Yoksullar erken ölür
Onlarca yıl süren neoliberal politikadan sonra, sağlığın meta haline getirildiği sağlık sistemi de dahil olmak üzere, kötü durumda olanlara yardım etmek için kurulmuş dernek ve kurumlar krizin yükünü daha fazla hissediyor.
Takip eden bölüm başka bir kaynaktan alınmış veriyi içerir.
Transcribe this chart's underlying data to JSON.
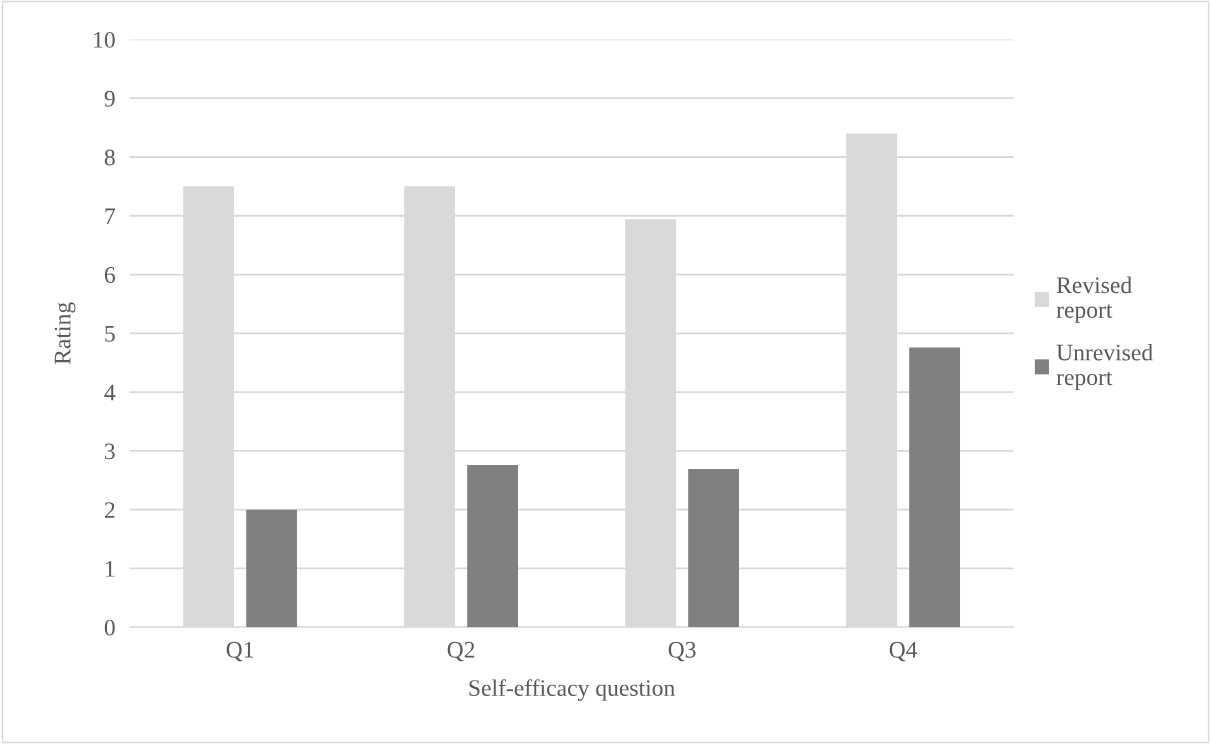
{
  "chart_data": {
    "type": "bar",
    "xlabel": "Self-efficacy question",
    "ylabel": "Rating",
    "categories": [
      "Q1",
      "Q2",
      "Q3",
      "Q4"
    ],
    "series": [
      {
        "name": "Revised report",
        "color": "#d9d9d9",
        "values": [
          7.5,
          7.5,
          6.94,
          8.4
        ]
      },
      {
        "name": "Unrevised report",
        "color": "#808080",
        "values": [
          2.0,
          2.76,
          2.69,
          4.76
        ]
      }
    ],
    "ylim": [
      0,
      10
    ],
    "yticks": [
      0,
      1,
      2,
      3,
      4,
      5,
      6,
      7,
      8,
      9,
      10
    ],
    "grid": "y",
    "legend": "right"
  }
}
İşte bu nedenle Corona, sadece tehlikeli bir viral hastalık değil, hayatta kalma ve genel yaşam beklentisi riskinin her zaman kişinin ekonomik durumuna bağlı olduğu kapsamlı bir sosyal sistemin parçasıdır.
Karar öncelikleri
Korona krizinde toplumsal adaletsizliğin ne anlama geldiği ve kapitalizmde kimin çıkarlarının en üstte yeraldığı iyice somutlaştı. Sağlık bakanı Jens Spahn (CDU), yöneticilerin paradigmasını kısaca şöyle özetliyor: “Konser, kulüp ziyareti, futbol maçından vazgeçmek günlük işe gidip gelmekten vazgeçebilmekten çok daha kolaydır.”
Önemli olan, işe gidip gitmeyeceklerine, moda deyimle evde kalıp kalmayacaklarına kendileri karar veremeyen ve sonuçlarına katlanmak zorunda olan ücret bağımlılarının çalıştığı fabrikaların işlemeye devam etmesidir.